Il se demandait si Tom ressentait la même chose. Il en était presque sûr, bien qu'il aurait aimé en avoir une confirmation directe. Or, depuis leur retour de Poudlard, l'homme jouait la fille de l'air, se tenant étonnamment à l'écart.
Cela commençait doucement à tourner à l'obsession : par deux fois déjà, Harry s'était surprit à déambuler dans le jardin, les mains enfoncées dans ses poches, jetant des regards furtifs autour de lui comme s'il espérait croiser Tom 'par hasard'. Il soupira. Totalement ridicule. Ou peut-être était-il tout simplement complètement cinglé, il n'arrivait pas encore à se décider.

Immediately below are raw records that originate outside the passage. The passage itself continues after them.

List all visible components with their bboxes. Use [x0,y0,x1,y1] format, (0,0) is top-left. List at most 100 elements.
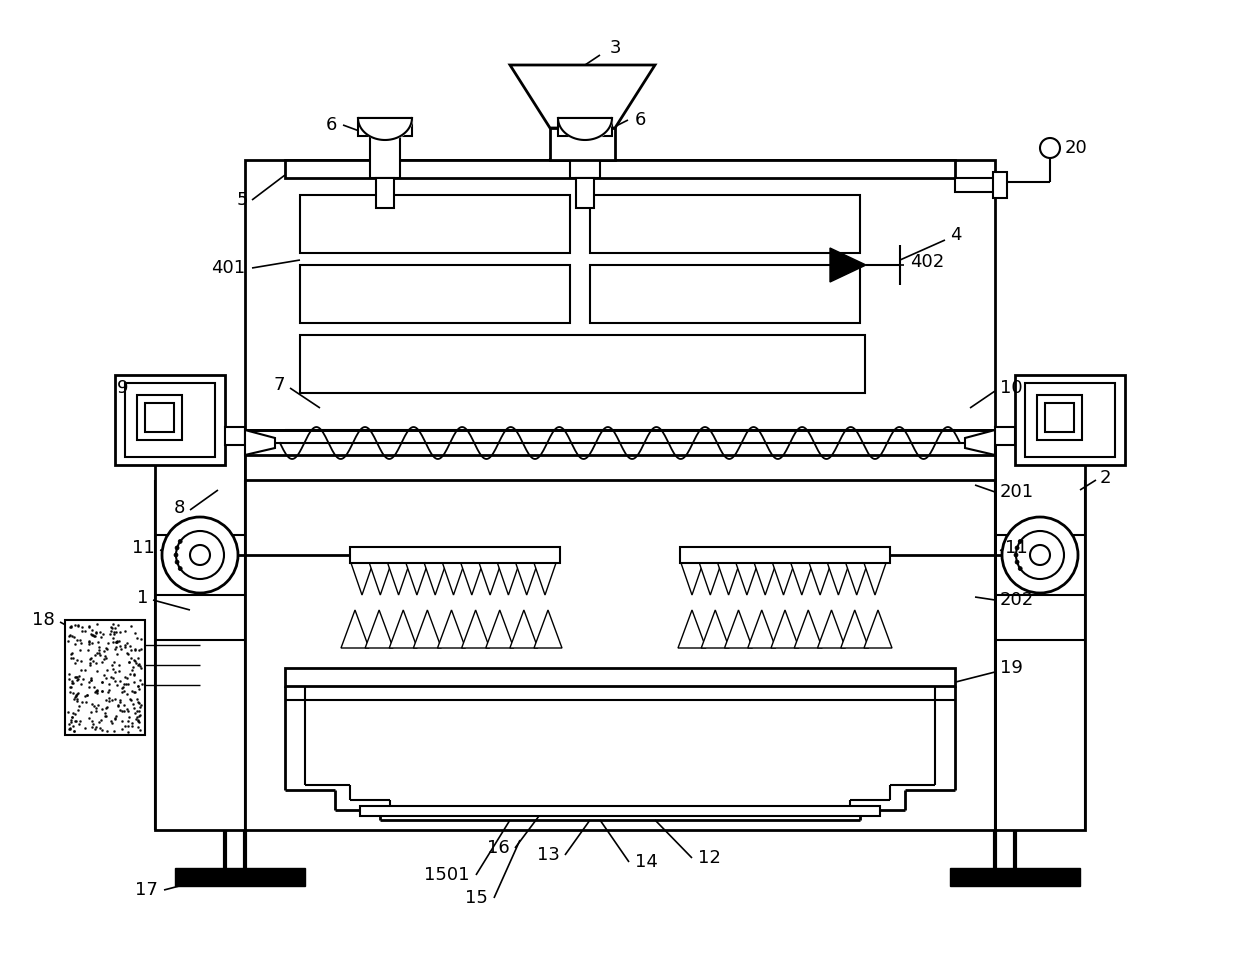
Polygon shape [438,610,465,648]
Polygon shape [754,563,776,595]
Polygon shape [424,563,446,595]
Polygon shape [461,563,482,595]
Text: 202: 202 [999,591,1034,609]
Text: 11: 11 [1004,539,1028,557]
Bar [64,620,145,735]
Polygon shape [370,563,392,595]
Bar [125,383,215,457]
Polygon shape [405,563,428,595]
Circle shape [162,517,238,593]
Circle shape [1016,546,1019,550]
Text: 13: 13 [537,846,560,864]
Bar [1045,403,1074,432]
Circle shape [175,561,179,564]
Polygon shape [389,610,417,648]
Text: 14: 14 [635,853,658,871]
Text: 1: 1 [136,589,148,607]
Text: 16: 16 [487,839,510,857]
Polygon shape [443,563,465,595]
Bar [370,130,401,178]
Polygon shape [846,563,868,595]
Circle shape [1014,553,1018,557]
Text: 5: 5 [237,191,248,209]
Polygon shape [735,563,758,595]
Circle shape [1016,531,1064,579]
Circle shape [1018,539,1022,544]
Polygon shape [510,610,538,648]
Circle shape [179,566,182,570]
Text: 17: 17 [135,881,157,899]
Polygon shape [461,610,490,648]
Bar [285,160,955,178]
Polygon shape [510,65,655,128]
Bar [175,868,305,886]
Text: 401: 401 [211,259,246,277]
Polygon shape [486,610,513,648]
Text: 10: 10 [999,379,1023,397]
Polygon shape [864,610,892,648]
Polygon shape [699,563,722,595]
Polygon shape [771,610,799,648]
Text: 4: 4 [950,226,961,244]
Text: 7: 7 [274,376,285,394]
Bar [680,547,890,563]
Polygon shape [773,563,795,595]
Bar [577,178,594,208]
Text: 3: 3 [609,39,621,57]
Bar [994,427,1016,445]
Bar [1025,383,1115,457]
Polygon shape [718,563,739,595]
Bar [994,430,1085,830]
Polygon shape [413,610,441,648]
Circle shape [1040,138,1060,158]
Polygon shape [341,610,370,648]
Circle shape [174,553,179,557]
Bar [993,172,1007,198]
Polygon shape [365,610,393,648]
Text: 8: 8 [174,499,185,517]
Bar [590,265,861,323]
Text: 18: 18 [32,611,55,629]
Polygon shape [827,563,849,595]
Circle shape [1002,517,1078,593]
Polygon shape [388,563,409,595]
Bar [246,160,994,430]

Il se gratta machinalement le cuir chevelu du bout de sa baguette. Ah oui. Sa baguette. Il l'avait enfin récupérée, totalement réparée, comme neuve. Ollivander lui avait lancé un regard étrange, mais n'avait rien ajouté de plus. Ce n'était qu'en la tenant à nouveau qu'Harry avait pris conscience du vide qu'il avait ressenti sans elle jusqu'à présent. C'était comme retrouver l'usage d'un membre amputé. Il l'avait immédiatement testée en lançant quelques sorts basiques et avait été émerveillé de la voir réagir au quart de tour. Elle était tout simplement... parfaite.
Maintenant qu'il l'avait retrouvée, il se sentait à nouveau entier et se demandait comment il avait réussi à fonctionner correctement sans elle pendant tout ce temps. Il était allé la chercher dès leur retour de Poudlard et ne la quittait plus depuis.
Cela n'avait pas été simple de rentrer au manoir. Déjà parce que Dumbledore avait fortement insisté pour qu'Harry vienne boire un thé avec lui. Un thé probablement accompagné de bonbons au citron. Et Harry aurait adoré accepter. Pouvoir discuter avec un Albus au mieux de sa forme, après tout ce temps, il en avait rêvé des nuits et des nuits entières... il revoyait encore la scène de sa mort se dérouler sous ses yeux. Il avait été impuissant. Immobilisé. Pris par surprise. Il s'était senti trahi, en quelque sorte. Et puis, Severus... Ha.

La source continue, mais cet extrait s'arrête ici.